When asked about her advice to members she replied that “My best advice is not to give up. If you don’t have a job count the blessings that you’re in school, if you’re not in school pick up some kind of training skill or take classes… for me I came here from New York with no money and the [CEF] classes are free! Anywhere that says they offer free classes for 12 weeks and you don’t have a job you better jump up and take that class for 12 weeks cause you need to learn you don’t know everything and the more you learn the more you know. You get to take that knowledge with you to your next job”

Currently Tracie has her own 2 bedroom apartment, is working two jobs and just got an interview for a third job in retail, a longtime passion of hers.



Featured Member: Equashia

One of CEF’s most well-known and vibrant members, Equashia joined the CEF family through her participation in Talking Sidewalks starting in October 2009. In 2010, Equashia graduated from the first small business training in February as well as the pilot savings circle in September.

Equashia has been a staunch advocate for CEF’s programs since the beginning, leading the effort for outreach before the first small business training, motivating and educating new volunteers during Member Advocate Training, traveling to help out at CEF speaking engagements, and telling anyone who listen about what CEF can do for them.

After her graduation from the business program, Equashia started her own business of making and selling “tar heel” scarves.
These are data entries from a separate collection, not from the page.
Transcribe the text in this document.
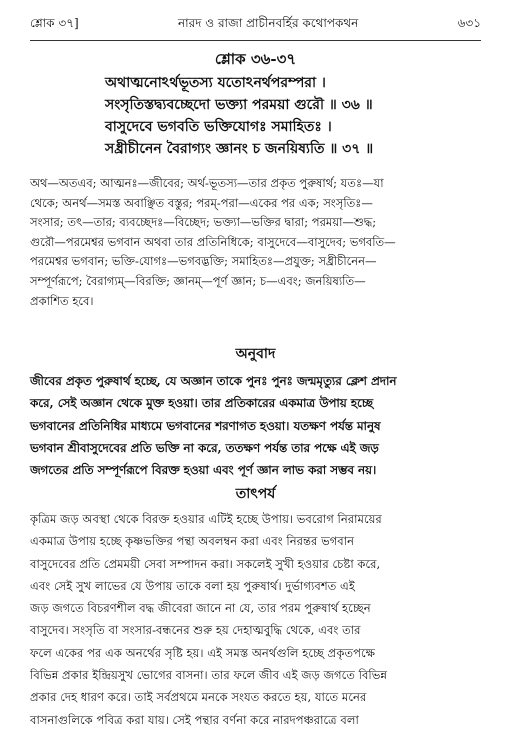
শ্লোক ৩৭]	নারদ ও রাজা প্রাচীনবর্হির কথোপকথন	৬৩১
শ্লোক ৩৬-৩৭
অথাত্মনোঽর্থভূতস্য যতোঽনর্থপরম্পরা ।
সংসৃতিস্তদ্ব্যবচ্ছেদো ভক্ত্যা পরময়া গুরৌ ॥ ৩৬ ॥
বাসুদেবে ভগবতি ভক্তিযোগঃ সমাহিতঃ ।
সধ্রীচীনেন বৈরাগ্যং জ্ঞানং চ জনয়িষ্যতি ॥ ৩৭ ॥
অথ—অতএব; আত্মনঃ—জীবের; অর্থ-ভূতস্য—তার প্রকৃত পুরুষার্থ; যতঃ—যা
থেকে; অনর্থ—সমস্ত অবাঞ্ছিত বস্তুর; পরম্-পরা—একের পর এক; সংসৃতিঃ—
সংসার; তৎ—তার; ব্যবচ্ছেদঃ—বিচ্ছেদ; ভক্ত্যা—ভক্তির দ্বারা; পরময়া—শুদ্ধ;
গুরৌ—পরমেশ্বর ভগবান অথবা তার প্রতিনিধিকে; বাসুদেবে—বাসুদেব; ভগবতি—
পরমেশ্বর ভগবান; ভক্তি-যোগঃ—ভগবদ্ভক্তি; সমাহিতঃ—প্রযুক্ত; সধ্রীচীনেন—
সম্পূর্ণরূপে; বৈরাগ্যম্—বিরক্তি; জ্ঞানম্—পূর্ণ জ্ঞান; চ—এবং; জনয়িষ্যতি—
প্রকাশিত হবে।
অনুবাদ
জীবের প্রকৃত পুরুষার্থ হচ্ছে, যে অজ্ঞান তাকে পুনঃ পুনঃ জন্মমৃত্যুর ক্লেশ প্রদান
করে, সেই অজ্ঞান থেকে মুক্ত হওয়া। তার প্রতিকারের একমাত্র উপায় হচ্ছে
ভগবানের প্রতিনিধির মাধ্যমে ভগবানের শরণাগত হওয়া। যতক্ষণ পর্যন্ত মানুষ
ভগবান শ্রীবাসুদেবের প্রতি ভক্তি না করে, ততক্ষণ পর্যন্ত তার পক্ষে এই জড়
জগতের প্রতি সম্পূর্ণরূপে বিরক্ত হওয়া এবং পূর্ণ জ্ঞান লাভ করা সম্ভব নয়।
তাৎপর্য
কৃত্রিম জড় অবস্থা থেকে বিরক্ত হওয়ার এটিই হচ্ছে উপায়। ভবরোগ নিরাময়ের
একমাত্র উপায় হচ্ছে কৃষ্ণভক্তির পন্থা অবলম্বন করা এবং নিরন্তর ভগবান
বাসুদেবের প্রতি প্রেমময়ী সেবা সম্পাদন করা। সকলেই সুখী হওয়ার চেষ্টা করে,
এবং সেই সুখ লাভের যে উপায় তাকে বলা হয় পুরুষার্থ। দুর্ভাগ্যবশত এই
জড় জগতে বিচরণশীল বদ্ধ জীবেরা জানে না যে, তার পরম পুরুষার্থ হচ্ছেন
বাসুদেব। সংসৃতি বা সংসার-বন্ধনের শুরু হয় দেহাত্মবুদ্ধি থেকে, এবং তার
ফলে একের পর এক অনর্থের সৃষ্টি হয়। এই সমস্ত অনর্থগুলি হচ্ছে প্রকৃতপক্ষে
বিভিন্ন প্রকার ইন্দ্রিয়সুখ ভোগের বাসনা। তার ফলে জীব এই জড় জগতে বিভিন্ন
প্রকার দেহ ধারণ করে। তাই সর্বপ্রথমে মনকে সংযত করতে হয়, যাতে মনের
বাসনাগুলিকে পবিত্র করা যায়। সেই পন্থার বর্ণনা করে নারদপঞ্চরাত্রে বলা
She found a niche in the market with the large group of Muslim women on UNC’s campus, and was able to sell all of her merchandise in a short span of time.

In addition, Equashia has been one of our biggest savers, reaching her goal of $1,000 earlier this year! She didn’t stop there, though. Equashia has continued to save with CEF, and is currently working on a new goal. Now living in an apartment, Equashia finds time to spend time with CEF and maintain her close community ties with other organizations and communities in the area. If you haven’t met her yet, Equashia is a great friend and role model to have.